The Boundaries

Where LLMs shine vs. where they fail, why hallucinations happen, and how to mitigate.

Ask an AI for a source and it may invent one - perfectly formatted, completely fake.

A real case

Lawyers filed a brief citing court cases an AI generated. The cases didn’t exist. They were sanctioned. The model wasn’t lying on purpose - it was doing exactly what it does: producing plausible-sounding text.

What LLMs can and can’t do

The big picture: LLMs are brilliant at working with language, and shaky whenever an answer has to be exactly, verifiably true.

Green zone - use freely

Drafting & rewriting - turn 5 messy bullets into a polished client email.
Summarizing - condense a 40-message thread into 5 takeaways.
Explaining simply - 'explain a mortgage to a 12-year-old.'
Brainstorming - 20 product name ideas.
Translating & reformatting - notes into a clean table.
Working with text you give it - pull action items from a transcript.

Red zone - verify

Exact facts from memory - 'what was our Q3 revenue?'
Fresh or real-time info - 'what's in the news today?'
Precise math & counting - 'how many r's in strawberry?'
Your private/internal data - it doesn't know your wiki or CRM.
Strict multi-step logic - a tricky scheduling puzzle in one shot.
Knowing its own limits - it answers anyway instead of 'I don't know.'

The pattern: language tasks = use freely (and skim).
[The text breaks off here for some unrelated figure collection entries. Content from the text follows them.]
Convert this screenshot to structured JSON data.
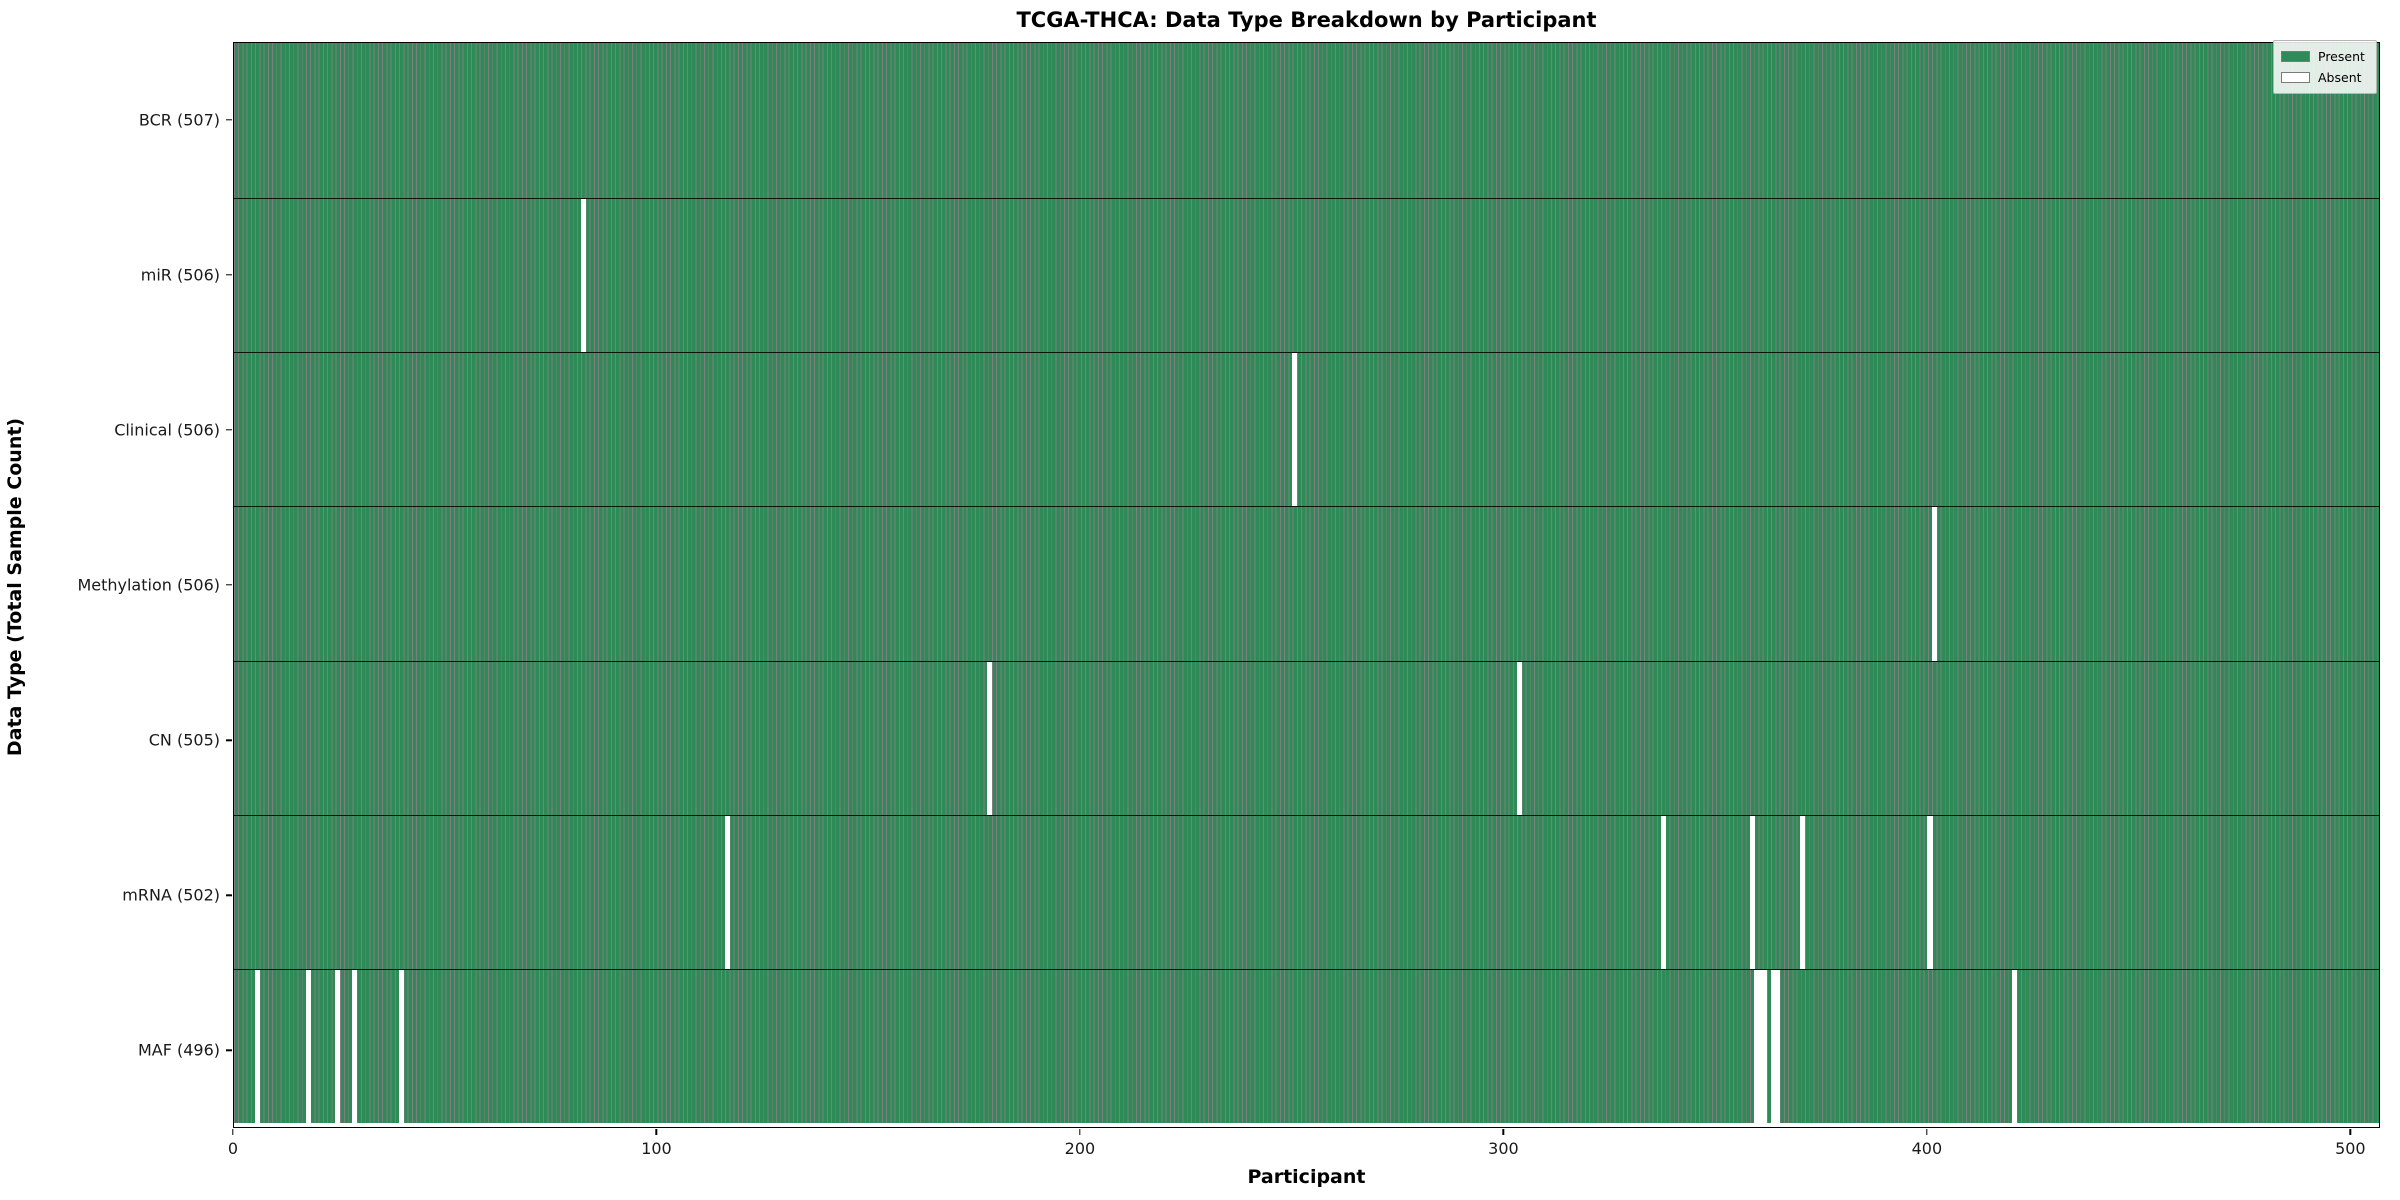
{
  "chart_data": {
    "type": "heatmap",
    "title": "TCGA-THCA: Data Type Breakdown by Participant",
    "xlabel": "Participant",
    "ylabel": "Data Type (Total Sample Count)",
    "xlim": [
      0,
      507
    ],
    "n_participants": 507,
    "x_ticks": [
      0,
      100,
      200,
      300,
      400,
      500
    ],
    "grid": false,
    "legend_position": "upper right",
    "legend": [
      {
        "label": "Present",
        "color": "#2e8b57"
      },
      {
        "label": "Absent",
        "color": "#ffffff"
      }
    ],
    "colors": {
      "present": "#2e8b57",
      "absent": "#ffffff",
      "bar_edge": "rgba(0,0,0,0.5)"
    },
    "rows": [
      {
        "label": "BCR (507)",
        "data_type": "BCR",
        "present_count": 507,
        "missing_participants": []
      },
      {
        "label": "miR (506)",
        "data_type": "miR",
        "present_count": 506,
        "missing_participants": [
          82
        ]
      },
      {
        "label": "Clinical (506)",
        "data_type": "Clinical",
        "present_count": 506,
        "missing_participants": [
          250
        ]
      },
      {
        "label": "Methylation (506)",
        "data_type": "Methylation",
        "present_count": 506,
        "missing_participants": [
          401
        ]
      },
      {
        "label": "CN (505)",
        "data_type": "CN",
        "present_count": 505,
        "missing_participants": [
          178,
          303
        ]
      },
      {
        "label": "mRNA (502)",
        "data_type": "mRNA",
        "present_count": 502,
        "missing_participants": [
          116,
          337,
          358,
          370,
          400
        ]
      },
      {
        "label": "MAF (496)",
        "data_type": "MAF",
        "present_count": 496,
        "missing_participants": [
          5,
          17,
          24,
          28,
          39,
          359,
          360,
          361,
          363,
          364,
          420
        ]
      }
    ]
  }
}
Exact-truth tasks = verify, or give it the facts.

Why these limits exist

1. Hallucination

Hallucination happens because the model predicts plausible tokens. When it lacks a fact, it fills the gap with something that looks right - there’s no built-in “I checked this” step. Highest risk: niche or recent topics, exact numbers, names, citations.

2. Bias

Trained on human-written internet text, so it absorbs human Bias and over-represents majority views. Ask it to “describe a nurse and a CEO” and, unprompted, it may default the nurse to “she” and the CEO to “he.”

3. Knowledge cutoff & no live data

It only “knows” up to its Knowledge cutoff, and can’t see today’s news or your private documents unless connected to tools/search (Level 8, RAG).

4. Weak at exact math & strict logic

It’s matching language patterns, not running a calculator, so it can fumble arithmetic or “count the letters” tasks - unless it works step by step or uses tools.

5. Context limits

It can only hold so much text at once; very long inputs get truncated or key details get lost in the middle. Its working memory is the context window.

6. AI slop

Mass, low-effort generated content. Beyond being low value, AI slop pollutes the web - and future training data - creating a feedback loop.

Confidence is not correctness

The confidence needle can pin high while the answer is wrong. Read a confident tone as style, not proof.

How to mitigate

Verify anything that matters against a trusted source (Lesson 2.6 teaches the technique).
Give it the facts - paste the source or use retrieval - instead of trusting its memory.
For logic/math, ask for steps or use a reasoning model/tool.
Read confident tone as style, not proof.

Interactive

Spot the hallucination

Round 1 of 2 - flag the fabricated answer.

Which answer about remote-work productivity is fabricated?

Recap

LLMs predict plausible text, so they can hallucinate, carry bias, and miss recent or private facts.
By default they're weak at exact math/counting and limited by context size.
Verify what matters, supply the facts, and never mistake confidence for correctness.